In Centex Homes’ 34-foot-wide Bristol model, designed for narrow lots at Bristow Village and priced from the $600,000s, the master suite includes two separate walk-in closets and two separate vanity areas for the master bath.

Many buyers looking for more living space choose to finish their attic space in addition to or in place of finishing a lower level.

“The popularity of finishing attic spaces is being driven by lot costs,” Mr. Leahy says. “Builders want to offer more finished square feet, but they are hampered by the high cost of land. Finishing an attic level doesn’t add any land cost to the property.”

Finished attics are often simply open, flexible space that can be used as a home office or a family room or another recreation area. Craft or art studios are also popular uses for this space. Some attics also include a bedroom and bath for a family member or for guest quarters.

In Brookfield Homes’ Annan model, part of the Reflection Series at Braemar, buyers can add an open loft level on the fourth floor with an optional bedroom and full bath. This home is priced from the high $400,000s.

Builders are also adding outdoor living space to the upper level, with two-story porches or decks or balconies, often accessible from the master bedroom.
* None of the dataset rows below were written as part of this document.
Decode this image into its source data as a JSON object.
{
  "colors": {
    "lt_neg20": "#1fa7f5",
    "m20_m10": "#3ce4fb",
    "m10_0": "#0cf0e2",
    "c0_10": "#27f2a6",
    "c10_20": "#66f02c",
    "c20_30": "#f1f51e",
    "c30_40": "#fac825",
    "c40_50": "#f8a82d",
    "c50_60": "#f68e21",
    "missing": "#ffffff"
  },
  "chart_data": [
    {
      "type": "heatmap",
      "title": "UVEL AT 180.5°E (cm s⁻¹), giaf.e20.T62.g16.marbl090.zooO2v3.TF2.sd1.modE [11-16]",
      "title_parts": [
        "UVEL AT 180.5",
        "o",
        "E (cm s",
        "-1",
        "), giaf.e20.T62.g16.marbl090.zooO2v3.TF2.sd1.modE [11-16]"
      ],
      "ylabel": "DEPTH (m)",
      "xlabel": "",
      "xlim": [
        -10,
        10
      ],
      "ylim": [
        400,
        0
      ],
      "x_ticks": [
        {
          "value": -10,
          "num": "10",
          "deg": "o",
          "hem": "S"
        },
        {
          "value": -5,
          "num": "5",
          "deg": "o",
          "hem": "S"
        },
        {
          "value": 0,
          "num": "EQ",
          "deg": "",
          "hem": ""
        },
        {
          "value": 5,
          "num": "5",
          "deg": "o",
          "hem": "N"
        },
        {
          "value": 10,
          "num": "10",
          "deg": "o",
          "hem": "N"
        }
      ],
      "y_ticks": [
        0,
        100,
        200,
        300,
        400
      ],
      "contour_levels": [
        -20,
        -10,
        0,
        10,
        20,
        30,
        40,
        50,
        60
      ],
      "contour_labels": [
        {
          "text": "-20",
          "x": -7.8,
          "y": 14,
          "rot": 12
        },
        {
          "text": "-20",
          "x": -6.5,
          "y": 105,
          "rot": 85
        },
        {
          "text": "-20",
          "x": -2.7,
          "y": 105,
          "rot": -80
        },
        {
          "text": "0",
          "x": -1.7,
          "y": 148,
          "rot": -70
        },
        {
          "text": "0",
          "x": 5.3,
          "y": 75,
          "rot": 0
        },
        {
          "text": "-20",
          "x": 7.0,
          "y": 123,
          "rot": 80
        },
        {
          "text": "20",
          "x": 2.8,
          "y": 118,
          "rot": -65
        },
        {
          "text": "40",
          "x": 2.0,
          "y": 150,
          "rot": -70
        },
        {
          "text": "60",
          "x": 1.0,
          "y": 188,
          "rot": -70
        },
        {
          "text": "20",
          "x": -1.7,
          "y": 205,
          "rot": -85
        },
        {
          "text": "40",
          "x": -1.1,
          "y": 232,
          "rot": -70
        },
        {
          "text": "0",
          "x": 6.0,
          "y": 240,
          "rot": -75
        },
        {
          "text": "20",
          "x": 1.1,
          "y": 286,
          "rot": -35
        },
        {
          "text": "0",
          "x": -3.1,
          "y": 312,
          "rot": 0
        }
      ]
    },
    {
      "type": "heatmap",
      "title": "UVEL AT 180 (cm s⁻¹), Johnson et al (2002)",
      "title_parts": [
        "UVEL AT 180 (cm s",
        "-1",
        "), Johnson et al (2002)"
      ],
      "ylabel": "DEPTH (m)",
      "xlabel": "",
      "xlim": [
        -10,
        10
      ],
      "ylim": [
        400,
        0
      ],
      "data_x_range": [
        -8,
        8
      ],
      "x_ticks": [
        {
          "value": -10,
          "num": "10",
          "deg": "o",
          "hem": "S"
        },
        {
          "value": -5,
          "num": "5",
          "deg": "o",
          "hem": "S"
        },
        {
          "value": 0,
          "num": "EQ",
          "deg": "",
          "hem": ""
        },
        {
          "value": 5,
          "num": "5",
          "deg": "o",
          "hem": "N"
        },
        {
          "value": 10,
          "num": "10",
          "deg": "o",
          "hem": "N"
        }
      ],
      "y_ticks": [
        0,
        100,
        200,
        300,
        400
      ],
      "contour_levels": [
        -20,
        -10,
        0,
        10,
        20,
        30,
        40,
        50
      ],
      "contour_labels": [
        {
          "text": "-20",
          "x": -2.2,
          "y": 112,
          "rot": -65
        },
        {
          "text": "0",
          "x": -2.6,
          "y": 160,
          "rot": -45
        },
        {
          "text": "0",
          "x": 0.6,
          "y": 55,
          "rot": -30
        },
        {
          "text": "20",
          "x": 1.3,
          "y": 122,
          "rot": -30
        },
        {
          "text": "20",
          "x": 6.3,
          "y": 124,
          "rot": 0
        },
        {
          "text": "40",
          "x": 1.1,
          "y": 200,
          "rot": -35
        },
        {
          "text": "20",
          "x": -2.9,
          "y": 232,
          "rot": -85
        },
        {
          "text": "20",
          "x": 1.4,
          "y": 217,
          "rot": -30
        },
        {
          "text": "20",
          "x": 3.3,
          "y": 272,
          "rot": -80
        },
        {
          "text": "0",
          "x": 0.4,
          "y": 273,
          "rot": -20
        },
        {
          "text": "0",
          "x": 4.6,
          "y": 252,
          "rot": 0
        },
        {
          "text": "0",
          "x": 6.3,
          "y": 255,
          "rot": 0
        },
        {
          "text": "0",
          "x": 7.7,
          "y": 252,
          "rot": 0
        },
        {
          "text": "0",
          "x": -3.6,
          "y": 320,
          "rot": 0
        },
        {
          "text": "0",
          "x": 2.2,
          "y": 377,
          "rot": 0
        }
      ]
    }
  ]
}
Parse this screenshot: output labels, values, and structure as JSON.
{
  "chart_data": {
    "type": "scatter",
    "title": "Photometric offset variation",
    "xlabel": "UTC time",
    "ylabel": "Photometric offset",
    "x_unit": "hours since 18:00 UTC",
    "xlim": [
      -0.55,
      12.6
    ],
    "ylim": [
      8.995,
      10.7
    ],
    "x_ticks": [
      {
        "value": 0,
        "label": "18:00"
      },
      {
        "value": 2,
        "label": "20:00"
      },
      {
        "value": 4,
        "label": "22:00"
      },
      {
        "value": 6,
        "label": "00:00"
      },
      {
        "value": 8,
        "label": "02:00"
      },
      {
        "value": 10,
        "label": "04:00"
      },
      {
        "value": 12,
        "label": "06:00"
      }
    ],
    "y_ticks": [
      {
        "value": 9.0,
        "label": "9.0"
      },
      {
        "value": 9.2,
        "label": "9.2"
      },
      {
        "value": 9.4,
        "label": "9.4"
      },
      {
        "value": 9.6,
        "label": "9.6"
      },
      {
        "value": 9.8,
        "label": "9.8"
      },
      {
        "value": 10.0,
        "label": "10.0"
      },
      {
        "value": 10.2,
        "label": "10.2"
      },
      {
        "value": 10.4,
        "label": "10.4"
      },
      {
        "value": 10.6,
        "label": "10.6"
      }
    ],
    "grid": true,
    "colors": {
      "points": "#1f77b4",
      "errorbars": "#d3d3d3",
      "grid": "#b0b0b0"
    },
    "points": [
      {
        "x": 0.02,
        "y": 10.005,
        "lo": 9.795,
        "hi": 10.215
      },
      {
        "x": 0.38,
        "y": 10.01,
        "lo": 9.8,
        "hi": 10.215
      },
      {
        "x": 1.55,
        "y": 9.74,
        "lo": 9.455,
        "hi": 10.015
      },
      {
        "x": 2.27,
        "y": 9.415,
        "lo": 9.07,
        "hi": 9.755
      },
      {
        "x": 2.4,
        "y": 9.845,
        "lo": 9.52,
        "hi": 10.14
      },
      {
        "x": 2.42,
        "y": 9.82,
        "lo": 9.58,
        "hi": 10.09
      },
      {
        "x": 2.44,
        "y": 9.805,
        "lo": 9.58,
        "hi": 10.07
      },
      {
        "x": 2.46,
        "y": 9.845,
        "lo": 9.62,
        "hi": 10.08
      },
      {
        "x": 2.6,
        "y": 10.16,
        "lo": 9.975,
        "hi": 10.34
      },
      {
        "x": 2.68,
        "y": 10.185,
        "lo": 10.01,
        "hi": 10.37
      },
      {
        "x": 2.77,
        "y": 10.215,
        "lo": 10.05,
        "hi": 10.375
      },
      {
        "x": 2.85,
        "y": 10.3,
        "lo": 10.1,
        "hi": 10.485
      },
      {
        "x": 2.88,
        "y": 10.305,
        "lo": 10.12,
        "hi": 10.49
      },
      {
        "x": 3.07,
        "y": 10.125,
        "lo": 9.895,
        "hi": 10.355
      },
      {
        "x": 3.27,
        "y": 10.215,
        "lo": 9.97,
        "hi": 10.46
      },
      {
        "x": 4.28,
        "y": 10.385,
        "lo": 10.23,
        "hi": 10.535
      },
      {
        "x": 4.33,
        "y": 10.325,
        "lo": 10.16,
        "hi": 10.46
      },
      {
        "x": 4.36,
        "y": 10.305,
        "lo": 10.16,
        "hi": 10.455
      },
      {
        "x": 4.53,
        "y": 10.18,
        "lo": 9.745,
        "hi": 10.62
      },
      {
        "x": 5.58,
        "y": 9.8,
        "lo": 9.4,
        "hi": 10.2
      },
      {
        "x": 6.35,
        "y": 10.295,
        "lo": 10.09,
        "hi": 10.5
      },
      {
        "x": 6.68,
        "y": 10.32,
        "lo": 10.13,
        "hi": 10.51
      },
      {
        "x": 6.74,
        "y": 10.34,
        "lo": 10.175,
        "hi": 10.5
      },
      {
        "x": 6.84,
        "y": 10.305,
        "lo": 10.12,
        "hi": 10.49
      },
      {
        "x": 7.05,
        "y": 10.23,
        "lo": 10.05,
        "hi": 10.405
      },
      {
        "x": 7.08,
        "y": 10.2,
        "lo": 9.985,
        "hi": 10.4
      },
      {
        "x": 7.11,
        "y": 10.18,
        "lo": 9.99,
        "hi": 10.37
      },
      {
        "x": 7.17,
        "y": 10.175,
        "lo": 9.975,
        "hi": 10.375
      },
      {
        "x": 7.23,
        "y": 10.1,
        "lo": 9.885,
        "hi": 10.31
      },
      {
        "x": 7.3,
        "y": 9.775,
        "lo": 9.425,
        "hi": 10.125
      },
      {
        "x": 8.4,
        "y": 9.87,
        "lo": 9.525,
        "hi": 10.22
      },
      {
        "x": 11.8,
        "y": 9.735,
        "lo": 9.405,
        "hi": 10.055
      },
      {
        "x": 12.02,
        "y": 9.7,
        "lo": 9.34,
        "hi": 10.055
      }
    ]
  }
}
“This used to be hard to do, because you had a danger of rotting materials over the roof surface, but now there are products similar to vinyl sheeting which come in rolls and so has fewer seams and is more durable,” Mr. Leahy says.

Although architects are often frustrated with the constraints of the lot configurations when they are asked to design town homes, this style of home has been growing in both size and price, allowing for greater innovations.

“We’re seeing more curved staircases in town homes, which creates the possibility of different layouts,” Mr. Leahy says. “On the second floor of town homes, we’re seeing larger master suites approaching the single-family-home style, including larger master baths, which have more luxurious designs.”

For example, at the Town Villas at Lansdowne on the Potomac, Brookfield Homes has introduced three-level foyers and grand curved staircases along with three-car garages and up to 3,900 finished square feet. The Bellini town-home model, priced from the $600,000s, has space on the main level for a living room, dining room, study, center-island kitchen, family room and a breakfast room set into a deep bay window.

The lower level of this model includes a sunroom and recreation room, with an optional fourth bedroom and an optional full bath in addition to the three-car garage. The master suite in the Bellini includes two separate walk-in closets and a bath, along with optional features such as a gas fireplace and a coffee bar. Two additional bedrooms, each with a walk-in closet and private full bath, plus a laundry room, complete the upper level of this town home.

At Victory Lakes in Prince William County, Miller and Smith is introducing new 32-foot-wide town homes with one-car garages that offer the illusion of single-family living. The Villager model, with 2,413 finished square feet, is priced from the high $300,000s.

“Across the back of the main level, we’ve put all the family living spaces together with lots of window and light,” says Rhonda Ellisor, vice president of sales and marketing for Miller and Smith. “Buyers can choose to add a third level of living space with a finished loft, which functions as a secondary recreation room, in addition to the main-level family room. People really like the idea of a finished upper level as opposed to a basement space, and these homes are built on slabs, so they don’t have a basement option.”

At Belmont Bay, Miller and Smith will begin sales in 2005 of urban-style town homes with parapet roofs, each with an upper-level deck of 24 by 20 feet that covers the top of the garage. Although pricing has not yet been established, these town homes are expected to be priced in the $500,000s.

“More attention is being paid to outdoor living space in town homes, including developing more exterior deck space or patios and using some more interesting rail systems instead of the traditional pressure-treated materials,” Mr. Leahy says.

Rising home prices create a desire in buyers to get the most for their money, and builders are looking to meet this demand with expandable, flexible floor plans with as much living space as possible indoors and out.